# Ab belts ?



## moblee (Dec 31, 2006)

Has anyone got one or used one ?


I must admit I'm a lazy git when it comes to any form of excercise.

Do they work ? Or are they a expensive gimmick ?


All views/opinions welcome.


Thanks


----------



## cabby (May 14, 2005)

you been watching Dragons Den. :lol: 

cabby


----------



## aikidomo (Jan 8, 2008)

i think that the silence on this topic speaks volumes
Theres nowt better than a good work out, not a gimmick. 8) 
Lots for sale on Boot fairs. :roll: 
Clive


----------



## bigcats30 (Aug 13, 2012)

Actually they work in a way (Bruce lee used a very basic concept) but by maintaining the muscle.
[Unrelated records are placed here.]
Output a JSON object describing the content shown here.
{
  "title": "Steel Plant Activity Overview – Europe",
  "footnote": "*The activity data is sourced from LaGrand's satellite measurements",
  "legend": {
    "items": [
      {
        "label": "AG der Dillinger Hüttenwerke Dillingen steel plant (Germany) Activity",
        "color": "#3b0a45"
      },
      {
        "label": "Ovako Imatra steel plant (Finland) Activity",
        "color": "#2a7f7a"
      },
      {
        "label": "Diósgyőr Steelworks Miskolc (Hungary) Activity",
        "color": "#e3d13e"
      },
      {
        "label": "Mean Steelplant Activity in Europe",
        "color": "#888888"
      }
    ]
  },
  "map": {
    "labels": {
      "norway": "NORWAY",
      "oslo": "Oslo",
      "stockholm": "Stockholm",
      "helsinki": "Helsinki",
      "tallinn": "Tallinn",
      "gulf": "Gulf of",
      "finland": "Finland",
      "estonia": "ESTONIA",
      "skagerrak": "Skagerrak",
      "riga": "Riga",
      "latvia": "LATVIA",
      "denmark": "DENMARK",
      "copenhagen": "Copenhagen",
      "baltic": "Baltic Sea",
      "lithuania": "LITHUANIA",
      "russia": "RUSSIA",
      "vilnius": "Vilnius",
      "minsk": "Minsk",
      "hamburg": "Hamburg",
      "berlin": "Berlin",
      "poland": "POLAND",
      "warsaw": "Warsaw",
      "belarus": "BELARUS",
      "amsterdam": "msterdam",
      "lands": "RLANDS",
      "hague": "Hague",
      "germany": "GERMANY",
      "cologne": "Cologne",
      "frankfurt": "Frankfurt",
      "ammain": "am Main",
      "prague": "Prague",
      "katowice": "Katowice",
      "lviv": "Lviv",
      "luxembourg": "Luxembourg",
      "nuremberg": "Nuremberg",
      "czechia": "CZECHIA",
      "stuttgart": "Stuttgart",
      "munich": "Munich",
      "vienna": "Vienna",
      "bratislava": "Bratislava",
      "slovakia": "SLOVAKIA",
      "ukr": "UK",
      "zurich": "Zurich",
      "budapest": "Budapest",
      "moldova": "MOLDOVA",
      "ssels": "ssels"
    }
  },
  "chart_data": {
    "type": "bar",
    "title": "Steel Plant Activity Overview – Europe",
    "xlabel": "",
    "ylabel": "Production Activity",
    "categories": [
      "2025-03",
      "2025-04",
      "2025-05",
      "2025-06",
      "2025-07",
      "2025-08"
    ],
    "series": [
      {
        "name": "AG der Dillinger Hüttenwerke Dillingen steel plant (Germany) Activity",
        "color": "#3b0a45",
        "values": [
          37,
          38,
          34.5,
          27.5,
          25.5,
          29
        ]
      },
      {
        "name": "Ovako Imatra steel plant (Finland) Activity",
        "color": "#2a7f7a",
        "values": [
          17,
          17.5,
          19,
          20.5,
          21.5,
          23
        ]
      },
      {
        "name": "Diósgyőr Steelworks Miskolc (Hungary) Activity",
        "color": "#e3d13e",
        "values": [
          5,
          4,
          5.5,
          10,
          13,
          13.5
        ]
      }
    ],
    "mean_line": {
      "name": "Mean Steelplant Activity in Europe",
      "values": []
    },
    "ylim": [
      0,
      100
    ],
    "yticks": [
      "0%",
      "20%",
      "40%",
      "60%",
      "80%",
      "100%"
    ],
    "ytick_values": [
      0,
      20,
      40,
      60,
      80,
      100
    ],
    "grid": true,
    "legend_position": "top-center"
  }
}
However what they don't do (and everyones big mistake when it comes to these devices) is get rid of fat.

Everyone has a 6 pack but its hidden underneath fat and doing more situps dosen't get rid of fat (shock horror) only burning more calories than you consume will do that. (yes situps burn calories but not enough to lose weight)

You can burn fat by doing cardio and weight lifting (muscles).......cardio is faster at burning fat but weightlifting (muscles) is without doubt the best longterm way of burning fat and keeping it off.

You CANNOT turn fat into muscle.


Dieting does NOT work...... sensible eating is what works.


----------